Talking to someone you trust can be helpful, either because of the suggestions you receive or from the reassurances they offer. At the very least, socializing distracts you from your symptoms.


Remember what got you through previous hard times, and re-use those strategies. Also, asking the question can be consoling, as it is a reminder that previous relapses ended, so probably the current one will too.


Some students have found it helpful to remind themselves that they have survived past setbacks and thus are likely to recover from the present one. Accepting the cyclic nature of the illness, with symptoms waxing and waning, provides consolation.


Relapse Prevention

In addition to learning how to respond differently to setbacks once they have started, you can learn how to prevent setbacks and reduce their frequency. Members of our groups have reported using the following strategies:
 

Pacing and Planned Rests: Pacing or living within the energy envelope helps to smooth out the chronic illness roller coaster. Probably the most common used pacing strategy is taking regular, scheduled rests.

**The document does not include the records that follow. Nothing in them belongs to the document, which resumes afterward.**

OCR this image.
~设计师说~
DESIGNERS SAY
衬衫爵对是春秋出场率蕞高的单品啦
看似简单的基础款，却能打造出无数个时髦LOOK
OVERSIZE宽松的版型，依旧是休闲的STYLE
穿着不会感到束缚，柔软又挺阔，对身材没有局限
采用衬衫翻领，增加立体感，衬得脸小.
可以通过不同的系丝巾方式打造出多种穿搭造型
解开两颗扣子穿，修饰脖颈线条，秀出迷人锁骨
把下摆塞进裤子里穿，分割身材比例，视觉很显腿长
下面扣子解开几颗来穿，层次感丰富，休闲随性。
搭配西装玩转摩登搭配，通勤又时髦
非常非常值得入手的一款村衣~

Reducing Stress: There is research evidence to suggest that a regular stress-reduction practice is very helpful in promoting symptom reduction.

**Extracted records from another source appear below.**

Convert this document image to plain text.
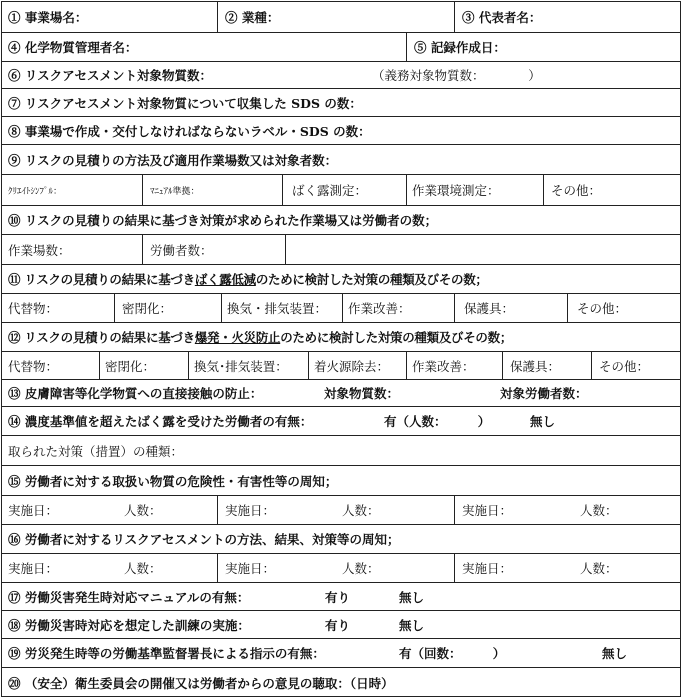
① 事業場名：	② 業種：	③ 代表者名：
④ 化学物質管理者名：	⑤ 記録作成日：
⑥ リスクアセスメント対象物質数：	（義務対象物質数：　　　　）
⑦ リスクアセスメント対象物質について収集した SDS の数：
⑧ 事業場で作成・交付しなければならないラベル・SDS の数：
⑨ リスクの見積りの方法及び適用作業場数又は対象者数：
ｸﾘｴｲﾄｼﾝﾌﾟﾙ：	ﾏﾆｭｱﾙ準拠：	ばく露測定：	作業環境測定：	その他：
⑩ リスクの見積りの結果に基づき対策が求められた作業場又は労働者の数；
作業場数：	労働者数：
⑪ リスクの見積りの結果に基づき ばく露低減 のために検討した対策の種類及びその数；
代替物：	密閉化：	換気・排気装置： 作業改善：	保護具：	その他：
⑫ リスクの見積りの結果に基づき 爆発・火災防止 のために検討した対策の種類及びその数；
代替物：	密閉化：	換気･排気装置： 着火源除去： 作業改善：	保護具：	その他：
⑬ 皮膚障害等化学物質への直接接触の防止：	対象物質数：	対象労働者数：
⑭ 濃度基準値を超えたばく露を受けた労働者の有無：	有（人数：　　　）	無し
取られた対策（措置）の種類：
⑮ 労働者に対する取扱い物質の危険性・有害性等の周知；
実施日：	人数：	実施日：	人数：	実施日：	人数：
⑯ 労働者に対するリスクアセスメントの方法、結果、対策等の周知；
実施日：	人数：	実施日：	人数：	実施日：	人数：
⑰ 労働災害発生時対応マニュアルの有無：	有り	無し
⑱ 労働災害時対応を想定した訓練の実施：	有り	無し
⑲ 労災発生時等の労働基準監督署長による指示の有無：	有（回数：　　　）	無し
⑳ （安全）衛生委員会の開催又は労働者からの意見の聴取：（日時）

When done consistently, it can reduce our stress-reactivity. Also, you may be helped by eliminating sources of stress in your life (problem-solving), by adding pleasurable activities, and by having supportive relationships.

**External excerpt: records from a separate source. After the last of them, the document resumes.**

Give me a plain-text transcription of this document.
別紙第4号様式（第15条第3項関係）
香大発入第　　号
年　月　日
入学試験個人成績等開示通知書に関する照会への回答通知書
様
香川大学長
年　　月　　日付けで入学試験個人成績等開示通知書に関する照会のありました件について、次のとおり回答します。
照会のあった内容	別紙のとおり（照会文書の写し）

Avoiding Relapse Triggers: Earlier we discussed factors and circumstances that can trigger setbacks. Among them are: doing too much, not resting well, worry, stressful relationships, and family responsibilities.

Many people find that they can identify particular areas of vulnerability. It might be something like contact with an unsympathetic family member or not being able to say "no" to demands. Whatever the vulnerability, it reliably and predictably creates a relapse.


Keeping Records
: Having a health log can help reduce relapses in two ways. First, records can help you to define your energy envelope so that you have a more detailed understanding of your limits.

Logging can enable you to answer questions like: how many hours a day can I be active without intensifying my symptoms? how much sleep do I need? how consistently do I stay within my limits? what are the effects of stressful events? what are my areas of special vulnerability (for example, emotionally-charged events, particular foods, standing up for extended periods)?

Second, records can serve as a source of motivation. Graphic representation of records can offer a powerful visual reinforcement of your successes.


Having a Daily Routine: Living your life in a planned and predictable way can help reduce relapses. Routine is less stressful than novelty. Also, having a predictable life increases your chances for living within your limits. If you can lead a consistent life, you are much more likely to gain some control over your relapses and to have fewer surprises demanding your energy.


Having Detailed Rules: Some people have had success using very detailed and individualized rules they created for themselves. For example, one person developed three rules for herself: no driving beyond 12 miles from home, no more than three trips outside the house per week, and no talking on the phone for periods longer than 20 minutes.

Having these rules helped her keep a focus on long-term goals when she was tempted to act in the moment. A variant on this strategy is to write out a daily schedule.


Another similar strategy is to have a series of rules for specific circumstances. For example, one person noticed that he often returns to a normal activity level too soon after a cold or flu. He made a rule for himself of taking extra daily rest for at least a week after symptoms from the secondary illness had ended.

If you develop specific guidelines for yourself, you can simplify your illness management program into asking yourself two questions: what situation am I in right now? what is my rule for this situation?


Summary

Relapses are a seemingly inevitable part of chronic illness, but their causes can be understood, and their frequency and severity reduced through the use of self-help strategies.